While the carat weight will affect the appearance of the stone, it is by no means the only factor to consider. When viewed from above the shape of the diamond may also affect how large or small it appears. When the diamond is cut with a lower depth, it will often be wider and this will make it appear larger.

Just like with the price, the diamond carat weight and the size of the stone are directly correlated. Simply put a 0.05. ct stone will not have as much surface area as a 0.5 ct stone.

However, cut quality can and often does vary. There are plenty of variances when it comes to the size of the diameter at the same carat weight. For example, a stone that is 1. ct in weight may have a diameter that ranges from 5.6mm to 6.0mm.

The effect of a wider diameter or width is that the diamond becomes shallow at the same carat weight. When the diameter goes down, the depth of the stone increases.
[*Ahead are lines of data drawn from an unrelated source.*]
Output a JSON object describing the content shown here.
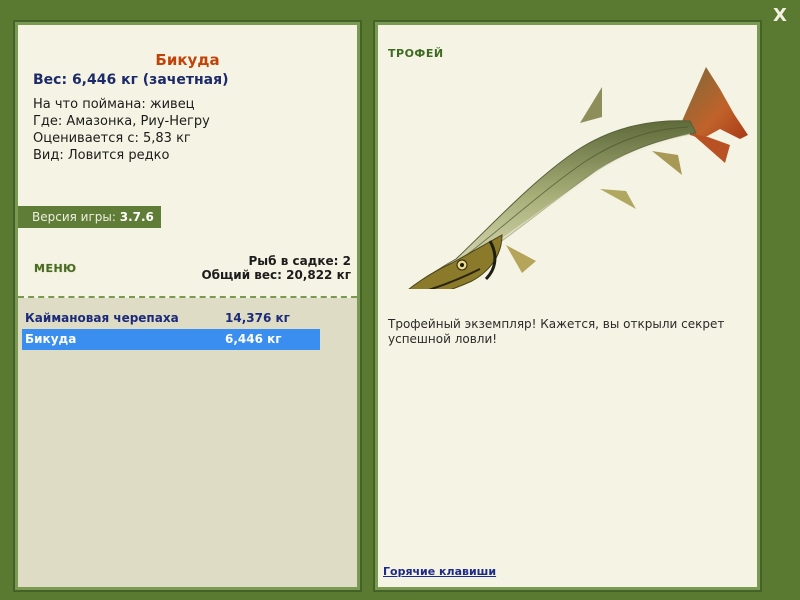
{
  "window": {
    "close_label": "X"
  },
  "fish": {
    "name": "Бикуда",
    "weight_line": "Вес: 6,446 кг (зачетная)",
    "caught_on": "На что поймана: живец",
    "location": "Где: Амазонка, Риу-Негру",
    "valued_from": "Оценивается с: 5,83 кг",
    "kind": "Вид: Ловится редко"
  },
  "version": {
    "label": "Версия игры:",
    "value": "3.7.6"
  },
  "menu": {
    "label": "МЕНЮ"
  },
  "keepnet": {
    "fish_count": "Рыб в садке: 2",
    "total_weight": "Общий вес: 20,822 кг",
    "items": [
      {
        "name": "Каймановая черепаха",
        "weight": "14,376 кг"
      },
      {
        "name": "Бикуда",
        "weight": "6,446 кг"
      }
    ],
    "selected_index": 1
  },
  "trophy": {
    "title": "ТРОФЕЙ",
    "message": "Трофейный экземпляр! Кажется, вы открыли секрет успешной ловли!"
  },
  "hotkeys": {
    "label": "Горячие клавиши"
  },
  "colors": {
    "frame": "#5a7a32",
    "panel_bg": "#f5f3e3",
    "list_bg": "#dedcc4",
    "selected_row": "#3a8ef0",
    "fish_name": "#c0440a"
  },
  "icons": {
    "close": "close-icon",
    "fish": "fish-image"
  }
}
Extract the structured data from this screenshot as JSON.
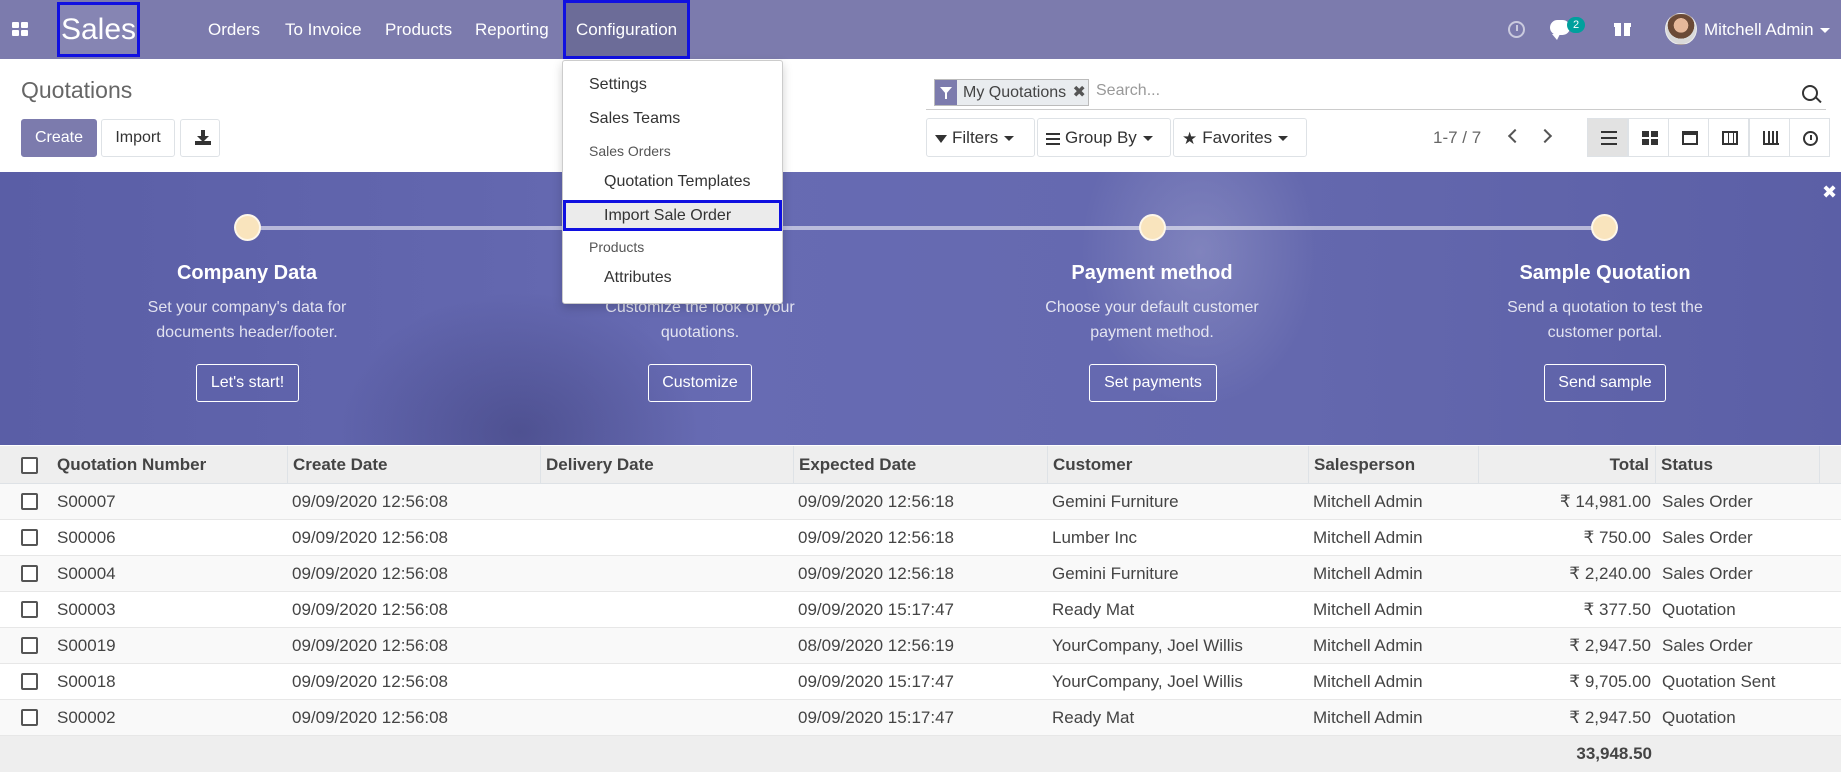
{
  "navbar": {
    "brand": "Sales",
    "menu": [
      "Orders",
      "To Invoice",
      "Products",
      "Reporting",
      "Configuration"
    ],
    "active_menu": "Configuration",
    "chat_badge": "2",
    "user_name": "Mitchell Admin"
  },
  "dropdown": {
    "items": {
      "settings": "Settings",
      "sales_teams": "Sales Teams",
      "sales_orders_header": "Sales Orders",
      "quotation_templates": "Quotation Templates",
      "import_sale_order": "Import Sale Order",
      "products_header": "Products",
      "attributes": "Attributes"
    }
  },
  "control_panel": {
    "title": "Quotations",
    "create_label": "Create",
    "import_label": "Import",
    "search_facet": "My Quotations",
    "search_placeholder": "Search...",
    "filters_label": "Filters",
    "groupby_label": "Group By",
    "favorites_label": "Favorites",
    "pager": "1-7 / 7"
  },
  "banner": {
    "steps": [
      {
        "title": "Company Data",
        "desc": "Set your company's data for documents header/footer.",
        "button": "Let's start!"
      },
      {
        "title": "",
        "desc": "Customize the look of your quotations.",
        "button": "Customize"
      },
      {
        "title": "Payment method",
        "desc": "Choose your default customer payment method.",
        "button": "Set payments"
      },
      {
        "title": "Sample Quotation",
        "desc": "Send a quotation to test the customer portal.",
        "button": "Send sample"
      }
    ]
  },
  "table": {
    "headers": [
      "Quotation Number",
      "Create Date",
      "Delivery Date",
      "Expected Date",
      "Customer",
      "Salesperson",
      "Total",
      "Status"
    ],
    "rows": [
      [
        "S00007",
        "09/09/2020 12:56:08",
        "",
        "09/09/2020 12:56:18",
        "Gemini Furniture",
        "Mitchell Admin",
        "₹ 14,981.00",
        "Sales Order"
      ],
      [
        "S00006",
        "09/09/2020 12:56:08",
        "",
        "09/09/2020 12:56:18",
        "Lumber Inc",
        "Mitchell Admin",
        "₹ 750.00",
        "Sales Order"
      ],
      [
        "S00004",
        "09/09/2020 12:56:08",
        "",
        "09/09/2020 12:56:18",
        "Gemini Furniture",
        "Mitchell Admin",
        "₹ 2,240.00",
        "Sales Order"
      ],
      [
        "S00003",
        "09/09/2020 12:56:08",
        "",
        "09/09/2020 15:17:47",
        "Ready Mat",
        "Mitchell Admin",
        "₹ 377.50",
        "Quotation"
      ],
      [
        "S00019",
        "09/09/2020 12:56:08",
        "",
        "08/09/2020 12:56:19",
        "YourCompany, Joel Willis",
        "Mitchell Admin",
        "₹ 2,947.50",
        "Sales Order"
      ],
      [
        "S00018",
        "09/09/2020 12:56:08",
        "",
        "09/09/2020 15:17:47",
        "YourCompany, Joel Willis",
        "Mitchell Admin",
        "₹ 9,705.00",
        "Quotation Sent"
      ],
      [
        "S00002",
        "09/09/2020 12:56:08",
        "",
        "09/09/2020 15:17:47",
        "Ready Mat",
        "Mitchell Admin",
        "₹ 2,947.50",
        "Quotation"
      ]
    ],
    "total": "33,948.50"
  },
  "colors": {
    "brand": "#7c7bad",
    "highlight_border": "#1010e0",
    "badge": "#00a09d"
  }
}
An emerald cut diamond owing to its rectangular shape will appear larger than other types of diamond shapes. Such as the round cut or the princess cut.

Other Factors to Consider

You need to keep the ring size in mind when picking a diamond with the ideal carat weight for you. Consider a 0.75ct diamond. When the stone is set, it will look larger on someone with smaller fingers and smaller when worn on longer and larger fingers.

How to Choose a Diamond

Some people will choose the ring and setting first before going for their diamond. This will limit the options you have. It is much better to start with the diamond before finding the ideal setting.

You can choose the best carat weight that will be ideal for your fingers and then pick a ring afterward.
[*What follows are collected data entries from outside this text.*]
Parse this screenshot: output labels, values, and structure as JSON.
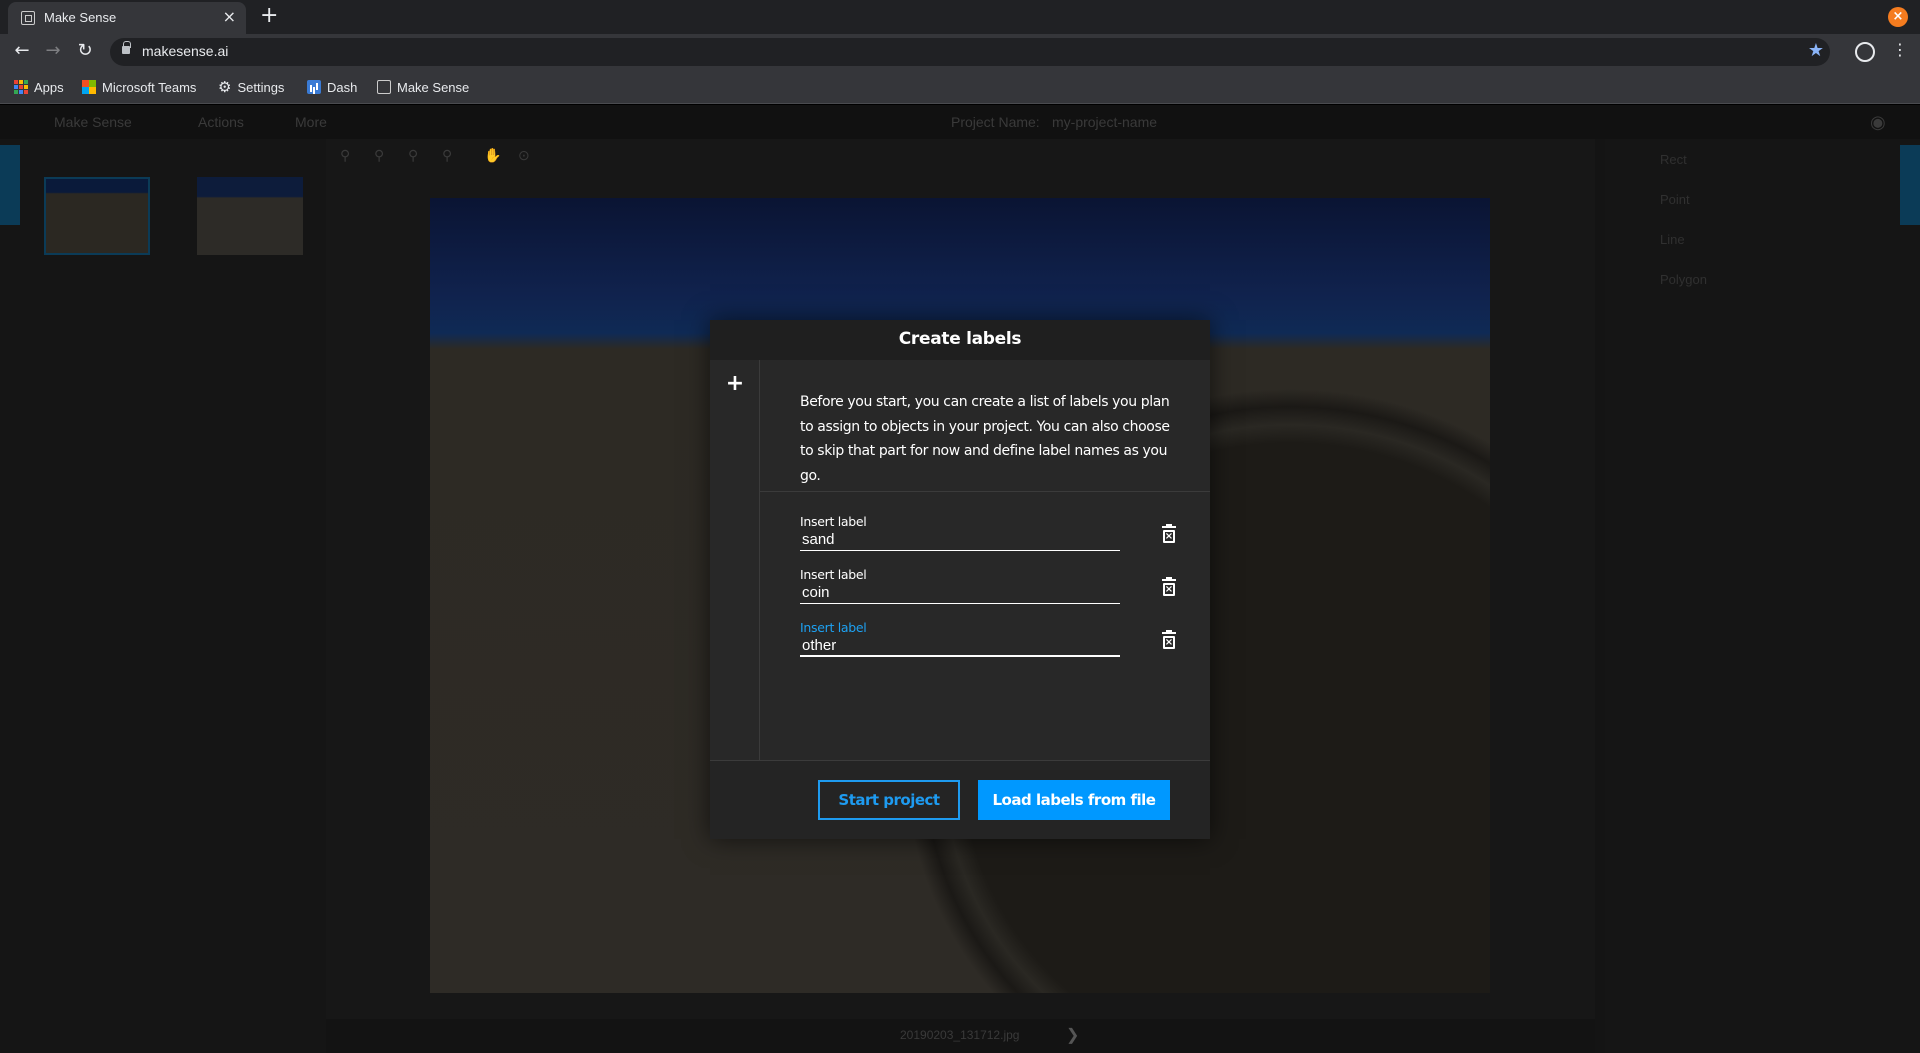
{
  "browser": {
    "tab_title": "Make Sense",
    "tab_close": "×",
    "new_tab": "+",
    "url": "makesense.ai",
    "bookmarks": [
      {
        "label": "Apps"
      },
      {
        "label": "Microsoft Teams"
      },
      {
        "label": "Settings"
      },
      {
        "label": "Dash"
      },
      {
        "label": "Make Sense"
      }
    ],
    "window_close": "×",
    "accent_color": "#f57c1f"
  },
  "app": {
    "brand": "Make Sense",
    "menu_actions": "Actions",
    "menu_more": "More",
    "project_label": "Project Name:",
    "project_name": "my-project-name",
    "right_tools": [
      "Rect",
      "Point",
      "Line",
      "Polygon"
    ],
    "image_filename": "20190203_131712.jpg"
  },
  "modal": {
    "title": "Create labels",
    "add_icon": "+",
    "description": "Before you start, you can create a list of labels you plan to assign to objects in your project. You can also choose to skip that part for now and define label names as you go.",
    "labels": [
      {
        "caption": "Insert label",
        "value": "sand"
      },
      {
        "caption": "Insert label",
        "value": "coin"
      },
      {
        "caption": "Insert label",
        "value": "other"
      }
    ],
    "start_button": "Start project",
    "load_button": "Load labels from file",
    "accent_color": "#0098ff"
  }
}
Remember that it is simple to pick a setting, but it takes longer to pick the right diamond for you.

The Magic Sizes

There are some diamond weights called magic sizes. These include half a carat, three-quarters a carat and one carat. Note that you may not be able to visually tell the difference between a 0.9 carat stone and a 1ct stone. However, there will be a huge difference in the price.
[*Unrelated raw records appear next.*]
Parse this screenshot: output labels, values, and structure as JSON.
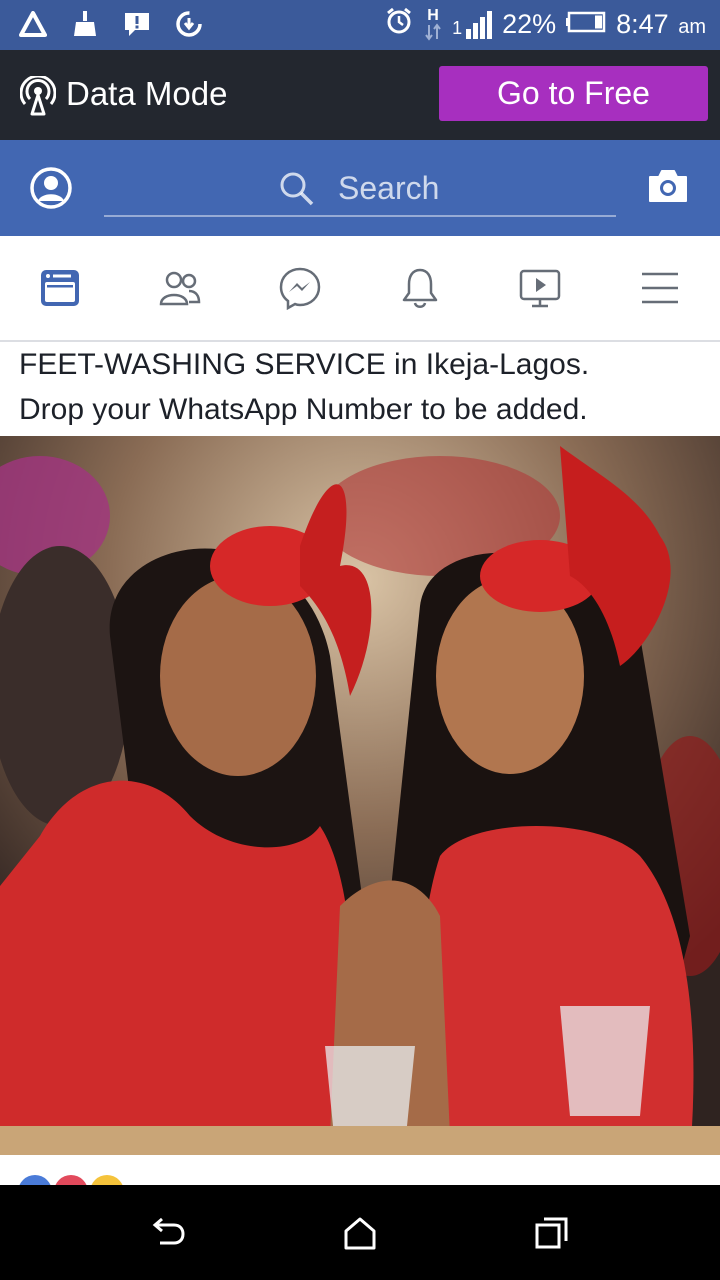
{
  "status_bar": {
    "battery": "22%",
    "time": "8:47",
    "ampm": "am",
    "network": "H",
    "signal_label": "1"
  },
  "data_mode": {
    "label": "Data Mode",
    "button": "Go to Free"
  },
  "header": {
    "search_placeholder": "Search"
  },
  "tabs": [
    "news-feed",
    "friends",
    "messenger",
    "notifications",
    "watch",
    "menu"
  ],
  "post": {
    "line1": "FEET-WASHING SERVICE in Ikeja-Lagos.",
    "line2": "Drop your WhatsApp Number to be added."
  },
  "colors": {
    "fb_blue": "#4267b2",
    "status_blue": "#3b5a9a",
    "data_bar": "#23272f",
    "go_free": "#a72fbf"
  }
}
You can use the magic sizes to your advantage when you are searching for your ideal diamond. Diamonds that are slightly smaller than the magic sizes i.e. 1/2ct. 3/4ct. and 1 ct. will often sell at a discount.

If you are restricted by your budget, this is a useful bit of information to carry with you when shopping for your diamond.

Also, the gem cutters may prefer to maintain the diamond at 1 carat because it hits the magic number and will, therefore, sell at a premium. This may cause them to sacrifice cut quality. Also note that if you have a diamond with sharp edges like a princess cut and it chipped, this would drop its weight lower than 1ct. If you plan on reselling the stone, its price will have dropped significantly.

The great thing is that the eye can’t distinguish a stone that is 1ct. from one that is 0.98ct. The latter will come at a cheaper price.

Carat Weight and The Other 4Cs

A larger carat stone will be visually larger. This means that it is much easier to notice any color, cut flaws, and any inclusions affecting the clarity of the stone. If you are interested in getting a larger stone, you must understand how to judge the other 3Cs of the stone.

The Ideal Carat Weight for You

You may wonder what size is best for you. It all comes down to your preference and your budget. Before you can focus on the size, make sure that the stone is well-cut. After all, you want a stone with excellent light action.

When buying the diamond online, request for images and 360-degree videos of the diamond.

Why Carat Weight Matters

You may wonder whether a diamond’s carat weight matters. Some may argue that it doesn’t matter while some believe that it matters.

One argument is that your eyes, after all, will not see the carat weight but the fire, brilliance, and scintillation of the stone.

Your eyes will not be focused on the size of the stone as some of the stone will be covered by the setting.

But this is one way to look at it. When you consider that the diamond carat weight is directly correlated to the price and you are constrained by your budget, and then size matters


The diamond carat weight alone affects many other aspects of the stone. Diameter and depth are just some of them. Generally, a stone with more carat weight will be larger and thereby flaws in the cut quality, clarity and color will be easily visible. However, in ideal cut stone, a large diamond is the better choice.